Iced Matcha Recovery Latte for Athletes
Why This Recipe Works for Athletes
Matcha is a uniquely useful post-workout drink for triathletes: it contains L-theanine, an amino acid that promotes calm, focused energy without the jitteriness of regular coffee — exactly what you want when your nervous system is already wound up from a hard swim or run. EGCG (epigallocatechin gallate), matcha’s primary antioxidant, supports muscle recovery and has been shown to reduce exercise-induced inflammation.
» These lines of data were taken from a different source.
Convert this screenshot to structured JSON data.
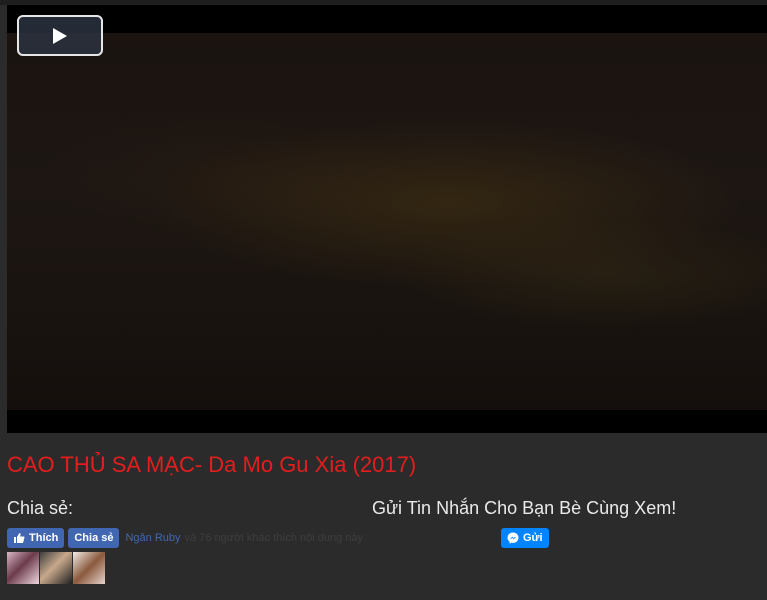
{
  "player": {
    "play_icon": "play-icon"
  },
  "movie": {
    "title": "CAO THỦ SA MẠC- Da Mo Gu Xia (2017)"
  },
  "share": {
    "label": "Chia sẻ:",
    "like_label": "Thích",
    "share_label": "Chia sẻ",
    "friend_name": "Ngân Ruby",
    "friend_text": "và 76 người khác thích nội dung này",
    "avatars": [
      "avatar-1",
      "avatar-2",
      "avatar-3"
    ]
  },
  "message": {
    "label": "Gửi Tin Nhắn Cho Bạn Bè Cùng Xem!",
    "send_label": "Gửi"
  },
  "colors": {
    "title": "#e41d1d",
    "facebook": "#4267b2",
    "messenger": "#0084ff",
    "background": "#2b2b2b"
  }
}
Combined with protein-rich oat milk and a touch of honey for rapid glycogen replenishment, this iced latte ticks the recovery nutrition boxes during hot summer training.
Ingredients
- 2 tsp ceremonial-grade matcha powder
- 60ml hot water (not boiling — around 70–80°C)
- 250ml oat milk (or dairy milk for higher protein)
- 1 tsp honey or maple syrup
- Generous handful of ice
- Optional: pinch of sea salt (electrolytes) or a scoop of vanilla protein powder
Instructions
- Sift the matcha powder into a small bowl or mug to remove lumps.
- Add 60ml of hot water (70–80°C — avoid boiling water, which makes matcha bitter) and whisk vigorously in a W or M motion until fully dissolved and slightly frothy. A bamboo matcha whisk (chasen) gives the best result; a small electric frother works too.
- Add honey or maple syrup to the matcha mixture and stir to combine.
- Fill a tall glass with ice. Pour cold oat milk over the ice.
- Slowly pour the hot matcha shot over the back of a spoon to create a layered effect, then stir to combine. Drink immediately.
Nutrition Notes
With oat milk: approximately 120 kcal, 3g protein, 20g carbohydrates, 3g fat. Add a scoop of vanilla protein powder to push protein to 20–25g for a more complete post-workout recovery drink. With dairy whole milk: 160 kcal, 9g protein. Best consumed within 30–45 minutes of finishing training, when glycogen replenishment is most efficient. Ceremonial-grade matcha contains around 70mg caffeine per 2-teaspoon serving — less than a double espresso, and balanced by L-theanine for a smoother energy curve.